I was having a lot of problems at my second job and issues with my boss directly, a lot of misunderstandings and believe it or not gossip that I didn’t create, I was trying not to pay attention to it but “these” people had me involuntarily involved. All of that got me to the point of me resigning my job and being very upset about it. Now, if that wasn’t enough “someone” break in to the computer lab at my job for the SECOND time and stole another computer!! That STRESSED me out like CRAZY! It makes you think how it is possible that somebody is going to be capable of stealing from a place dedicated to helping the community… I mean it is not like we are a profit organization and all the technology equipment we have is thanks to donations and foundation grants… come on!! Oh, and yeah I am the responsible for the computer lab since I am the coordinator of that program, and to make things worst it is the second time happening…

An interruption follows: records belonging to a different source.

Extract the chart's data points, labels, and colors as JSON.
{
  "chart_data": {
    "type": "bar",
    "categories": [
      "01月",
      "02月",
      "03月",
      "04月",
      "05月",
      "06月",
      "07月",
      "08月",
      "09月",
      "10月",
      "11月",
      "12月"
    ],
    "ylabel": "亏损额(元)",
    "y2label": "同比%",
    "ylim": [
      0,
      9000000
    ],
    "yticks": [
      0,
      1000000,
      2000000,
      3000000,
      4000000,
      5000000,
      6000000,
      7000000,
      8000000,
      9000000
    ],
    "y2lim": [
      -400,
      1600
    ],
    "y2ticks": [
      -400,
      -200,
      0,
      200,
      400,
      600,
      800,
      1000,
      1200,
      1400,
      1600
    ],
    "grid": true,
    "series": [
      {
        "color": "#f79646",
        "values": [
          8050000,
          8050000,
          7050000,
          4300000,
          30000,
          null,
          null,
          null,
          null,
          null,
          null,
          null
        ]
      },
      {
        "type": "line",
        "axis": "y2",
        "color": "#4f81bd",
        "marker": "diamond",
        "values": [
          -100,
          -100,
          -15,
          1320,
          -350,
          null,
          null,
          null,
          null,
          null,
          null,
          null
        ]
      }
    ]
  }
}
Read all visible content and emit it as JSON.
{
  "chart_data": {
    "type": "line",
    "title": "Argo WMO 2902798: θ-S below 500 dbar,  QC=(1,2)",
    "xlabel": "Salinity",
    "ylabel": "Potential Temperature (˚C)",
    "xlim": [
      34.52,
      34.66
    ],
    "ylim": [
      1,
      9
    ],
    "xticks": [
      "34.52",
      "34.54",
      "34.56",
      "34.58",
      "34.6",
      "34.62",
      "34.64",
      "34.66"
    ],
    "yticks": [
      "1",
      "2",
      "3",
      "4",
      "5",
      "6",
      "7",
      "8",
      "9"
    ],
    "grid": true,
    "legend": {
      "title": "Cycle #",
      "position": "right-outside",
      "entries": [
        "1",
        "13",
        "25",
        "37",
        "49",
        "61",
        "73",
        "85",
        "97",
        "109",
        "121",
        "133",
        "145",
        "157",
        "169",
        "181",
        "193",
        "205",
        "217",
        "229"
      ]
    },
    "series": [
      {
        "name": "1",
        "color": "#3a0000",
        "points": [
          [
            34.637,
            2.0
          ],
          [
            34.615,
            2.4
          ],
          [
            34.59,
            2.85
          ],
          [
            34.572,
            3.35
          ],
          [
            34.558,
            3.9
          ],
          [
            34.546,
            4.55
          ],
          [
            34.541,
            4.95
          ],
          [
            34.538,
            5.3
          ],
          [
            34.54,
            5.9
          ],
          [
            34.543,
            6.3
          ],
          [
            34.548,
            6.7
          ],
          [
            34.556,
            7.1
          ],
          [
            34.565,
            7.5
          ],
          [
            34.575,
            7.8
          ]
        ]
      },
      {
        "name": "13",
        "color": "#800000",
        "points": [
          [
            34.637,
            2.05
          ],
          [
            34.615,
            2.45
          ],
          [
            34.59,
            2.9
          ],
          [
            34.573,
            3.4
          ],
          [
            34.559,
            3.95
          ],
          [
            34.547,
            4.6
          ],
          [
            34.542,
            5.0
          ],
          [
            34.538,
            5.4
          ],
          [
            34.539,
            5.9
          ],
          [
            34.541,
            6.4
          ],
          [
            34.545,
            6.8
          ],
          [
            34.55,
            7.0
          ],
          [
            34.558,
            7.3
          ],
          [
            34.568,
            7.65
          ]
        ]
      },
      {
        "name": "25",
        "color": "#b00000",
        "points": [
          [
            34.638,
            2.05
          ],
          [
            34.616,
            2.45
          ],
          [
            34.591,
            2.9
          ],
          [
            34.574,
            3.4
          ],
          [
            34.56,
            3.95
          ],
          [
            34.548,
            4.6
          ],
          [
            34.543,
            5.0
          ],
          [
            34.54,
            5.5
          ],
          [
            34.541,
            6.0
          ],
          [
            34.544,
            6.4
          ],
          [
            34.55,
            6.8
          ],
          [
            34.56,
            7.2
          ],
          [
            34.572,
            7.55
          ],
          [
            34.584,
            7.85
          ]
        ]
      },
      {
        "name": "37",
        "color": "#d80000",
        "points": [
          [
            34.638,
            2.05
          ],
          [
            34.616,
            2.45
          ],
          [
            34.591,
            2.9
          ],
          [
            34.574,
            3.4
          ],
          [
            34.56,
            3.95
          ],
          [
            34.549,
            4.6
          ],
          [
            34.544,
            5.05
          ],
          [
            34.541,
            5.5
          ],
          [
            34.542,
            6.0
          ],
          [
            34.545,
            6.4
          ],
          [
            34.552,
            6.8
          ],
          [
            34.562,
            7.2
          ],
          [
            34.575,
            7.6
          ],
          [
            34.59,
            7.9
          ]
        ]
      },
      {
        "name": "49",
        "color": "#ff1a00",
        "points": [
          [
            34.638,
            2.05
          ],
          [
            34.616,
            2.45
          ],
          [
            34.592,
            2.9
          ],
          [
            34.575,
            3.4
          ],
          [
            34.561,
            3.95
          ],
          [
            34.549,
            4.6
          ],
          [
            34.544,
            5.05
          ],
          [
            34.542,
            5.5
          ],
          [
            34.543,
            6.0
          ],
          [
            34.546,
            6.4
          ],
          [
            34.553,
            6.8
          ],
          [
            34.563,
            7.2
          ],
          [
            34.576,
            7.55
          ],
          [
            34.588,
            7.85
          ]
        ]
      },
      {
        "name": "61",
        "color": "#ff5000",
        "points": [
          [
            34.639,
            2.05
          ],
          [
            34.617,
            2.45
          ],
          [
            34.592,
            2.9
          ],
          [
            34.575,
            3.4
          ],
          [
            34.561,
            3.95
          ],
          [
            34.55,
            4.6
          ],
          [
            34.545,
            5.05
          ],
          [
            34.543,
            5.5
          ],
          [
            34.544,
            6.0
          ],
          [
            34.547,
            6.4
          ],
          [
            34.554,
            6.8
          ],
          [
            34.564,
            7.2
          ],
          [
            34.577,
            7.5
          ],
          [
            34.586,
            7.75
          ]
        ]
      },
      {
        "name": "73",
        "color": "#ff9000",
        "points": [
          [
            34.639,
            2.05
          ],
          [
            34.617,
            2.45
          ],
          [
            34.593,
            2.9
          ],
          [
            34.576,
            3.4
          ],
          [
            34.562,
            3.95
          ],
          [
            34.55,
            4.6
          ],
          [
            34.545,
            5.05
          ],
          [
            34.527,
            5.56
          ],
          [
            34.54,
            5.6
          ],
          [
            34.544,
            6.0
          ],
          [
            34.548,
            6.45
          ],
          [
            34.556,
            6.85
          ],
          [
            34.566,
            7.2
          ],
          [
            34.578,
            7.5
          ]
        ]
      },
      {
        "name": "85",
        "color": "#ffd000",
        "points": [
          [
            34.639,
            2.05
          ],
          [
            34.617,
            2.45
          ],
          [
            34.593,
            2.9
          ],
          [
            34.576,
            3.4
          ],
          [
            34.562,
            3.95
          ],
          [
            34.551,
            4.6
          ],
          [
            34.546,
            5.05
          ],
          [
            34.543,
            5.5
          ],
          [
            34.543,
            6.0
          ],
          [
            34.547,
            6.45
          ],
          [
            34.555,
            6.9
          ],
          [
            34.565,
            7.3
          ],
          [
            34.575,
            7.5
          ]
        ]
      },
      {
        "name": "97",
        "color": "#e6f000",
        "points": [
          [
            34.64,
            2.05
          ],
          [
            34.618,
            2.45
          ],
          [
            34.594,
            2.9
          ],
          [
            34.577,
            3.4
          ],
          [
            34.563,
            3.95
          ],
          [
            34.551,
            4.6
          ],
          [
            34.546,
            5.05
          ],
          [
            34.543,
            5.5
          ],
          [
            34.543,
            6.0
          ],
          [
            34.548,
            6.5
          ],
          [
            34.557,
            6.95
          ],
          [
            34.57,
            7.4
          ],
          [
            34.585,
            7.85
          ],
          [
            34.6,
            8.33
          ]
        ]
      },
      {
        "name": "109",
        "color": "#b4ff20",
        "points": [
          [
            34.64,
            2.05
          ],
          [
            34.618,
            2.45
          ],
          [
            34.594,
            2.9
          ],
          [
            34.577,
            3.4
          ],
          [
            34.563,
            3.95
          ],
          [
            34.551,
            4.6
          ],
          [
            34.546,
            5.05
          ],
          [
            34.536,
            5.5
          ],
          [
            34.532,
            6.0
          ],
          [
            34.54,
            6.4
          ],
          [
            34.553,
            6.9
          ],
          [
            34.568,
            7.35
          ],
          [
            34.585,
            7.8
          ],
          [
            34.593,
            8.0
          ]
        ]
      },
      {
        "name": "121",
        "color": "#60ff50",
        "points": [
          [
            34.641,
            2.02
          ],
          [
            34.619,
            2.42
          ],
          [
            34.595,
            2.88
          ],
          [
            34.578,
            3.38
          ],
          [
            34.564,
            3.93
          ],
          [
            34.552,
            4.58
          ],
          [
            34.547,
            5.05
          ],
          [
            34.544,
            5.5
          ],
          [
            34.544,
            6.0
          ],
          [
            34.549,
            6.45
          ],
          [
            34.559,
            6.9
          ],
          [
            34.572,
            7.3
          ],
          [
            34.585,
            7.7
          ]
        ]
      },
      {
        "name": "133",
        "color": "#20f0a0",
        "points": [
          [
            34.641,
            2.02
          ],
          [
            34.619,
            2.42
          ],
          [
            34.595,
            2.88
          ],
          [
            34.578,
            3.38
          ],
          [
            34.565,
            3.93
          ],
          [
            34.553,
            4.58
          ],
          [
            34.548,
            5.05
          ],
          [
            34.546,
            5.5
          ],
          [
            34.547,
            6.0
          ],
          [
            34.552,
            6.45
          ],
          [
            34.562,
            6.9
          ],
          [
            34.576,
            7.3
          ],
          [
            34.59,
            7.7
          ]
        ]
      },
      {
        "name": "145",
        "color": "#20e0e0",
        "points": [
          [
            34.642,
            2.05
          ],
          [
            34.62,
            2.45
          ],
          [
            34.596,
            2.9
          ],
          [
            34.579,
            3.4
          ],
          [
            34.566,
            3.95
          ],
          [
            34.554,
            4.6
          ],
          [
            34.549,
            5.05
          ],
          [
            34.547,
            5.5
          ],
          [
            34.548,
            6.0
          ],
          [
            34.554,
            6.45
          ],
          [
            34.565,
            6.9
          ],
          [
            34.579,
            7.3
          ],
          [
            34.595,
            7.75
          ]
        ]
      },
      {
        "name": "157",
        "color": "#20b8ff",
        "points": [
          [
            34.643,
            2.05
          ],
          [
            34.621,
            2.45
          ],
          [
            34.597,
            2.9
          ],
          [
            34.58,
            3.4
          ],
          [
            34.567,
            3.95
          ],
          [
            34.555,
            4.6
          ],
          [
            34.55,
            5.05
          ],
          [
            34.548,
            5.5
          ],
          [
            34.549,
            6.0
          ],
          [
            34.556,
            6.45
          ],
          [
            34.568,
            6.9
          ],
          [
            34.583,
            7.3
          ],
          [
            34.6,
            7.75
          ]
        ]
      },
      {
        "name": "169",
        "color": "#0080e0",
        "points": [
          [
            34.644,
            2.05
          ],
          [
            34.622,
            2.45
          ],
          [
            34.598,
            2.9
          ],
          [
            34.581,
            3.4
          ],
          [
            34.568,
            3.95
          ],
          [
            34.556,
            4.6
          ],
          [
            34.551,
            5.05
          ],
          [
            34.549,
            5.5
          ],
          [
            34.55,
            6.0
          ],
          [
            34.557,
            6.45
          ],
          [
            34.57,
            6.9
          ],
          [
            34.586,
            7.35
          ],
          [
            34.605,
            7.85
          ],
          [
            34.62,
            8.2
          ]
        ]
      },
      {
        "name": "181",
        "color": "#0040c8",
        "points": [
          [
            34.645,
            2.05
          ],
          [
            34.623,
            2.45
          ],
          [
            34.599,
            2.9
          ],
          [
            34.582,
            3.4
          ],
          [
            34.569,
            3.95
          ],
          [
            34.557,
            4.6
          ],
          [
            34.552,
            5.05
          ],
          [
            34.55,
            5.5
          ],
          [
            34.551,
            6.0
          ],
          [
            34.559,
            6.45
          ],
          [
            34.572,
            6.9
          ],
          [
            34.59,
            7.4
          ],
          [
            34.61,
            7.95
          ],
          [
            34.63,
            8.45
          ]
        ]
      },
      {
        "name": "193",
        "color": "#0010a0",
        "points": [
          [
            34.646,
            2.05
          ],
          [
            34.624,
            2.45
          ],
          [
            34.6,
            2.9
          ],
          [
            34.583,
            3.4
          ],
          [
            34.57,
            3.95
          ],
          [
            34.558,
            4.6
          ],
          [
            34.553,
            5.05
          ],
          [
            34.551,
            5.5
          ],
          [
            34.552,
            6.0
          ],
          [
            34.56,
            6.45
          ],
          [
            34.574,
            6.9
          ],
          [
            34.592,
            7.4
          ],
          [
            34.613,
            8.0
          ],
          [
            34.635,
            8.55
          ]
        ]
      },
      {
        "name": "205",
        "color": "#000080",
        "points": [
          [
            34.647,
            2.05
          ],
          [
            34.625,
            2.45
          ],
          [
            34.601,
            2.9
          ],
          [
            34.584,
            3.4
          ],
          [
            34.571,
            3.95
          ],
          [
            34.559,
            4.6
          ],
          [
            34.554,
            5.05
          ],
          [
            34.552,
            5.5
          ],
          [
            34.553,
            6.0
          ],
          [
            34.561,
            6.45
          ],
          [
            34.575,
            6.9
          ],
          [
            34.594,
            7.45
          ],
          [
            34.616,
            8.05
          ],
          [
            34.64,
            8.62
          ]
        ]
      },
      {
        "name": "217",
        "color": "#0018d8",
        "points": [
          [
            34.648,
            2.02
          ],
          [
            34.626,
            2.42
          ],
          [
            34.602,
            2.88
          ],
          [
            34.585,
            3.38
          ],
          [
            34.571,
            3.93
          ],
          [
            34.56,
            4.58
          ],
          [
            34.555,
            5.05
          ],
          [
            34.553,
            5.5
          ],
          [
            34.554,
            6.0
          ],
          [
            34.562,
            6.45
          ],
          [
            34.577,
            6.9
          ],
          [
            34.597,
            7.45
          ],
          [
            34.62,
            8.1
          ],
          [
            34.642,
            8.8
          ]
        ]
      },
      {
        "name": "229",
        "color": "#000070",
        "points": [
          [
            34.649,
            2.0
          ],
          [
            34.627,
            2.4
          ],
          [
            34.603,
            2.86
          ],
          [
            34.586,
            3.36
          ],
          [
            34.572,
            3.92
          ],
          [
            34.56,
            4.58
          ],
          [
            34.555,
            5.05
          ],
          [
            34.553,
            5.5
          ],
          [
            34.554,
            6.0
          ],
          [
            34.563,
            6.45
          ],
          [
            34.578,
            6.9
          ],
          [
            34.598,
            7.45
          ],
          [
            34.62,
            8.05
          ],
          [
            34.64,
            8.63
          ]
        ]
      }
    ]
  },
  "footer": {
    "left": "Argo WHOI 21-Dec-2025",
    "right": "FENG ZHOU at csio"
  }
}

It has been a really difficult month for me… I am looking forward to two weeks off from work and just relaxing and isolating from the world… I need peace for once…
Positive notes:
- I am getting a roommate TODAY! Hopefully everything will be good sharing my place with somebody…
- I am super happy with my puppies, they are super big now, and now I am dealing with the education part of having pets hehehe
- After a LONG meeting/discussion with my second job’s boss, we came to clarify all the miss understanding and the things one of the coworkers there was trying to do… all is good now, I even have my job back and WITH A RAISE!! I totally deserve it!
- The month didn’t end up as bad after all… right?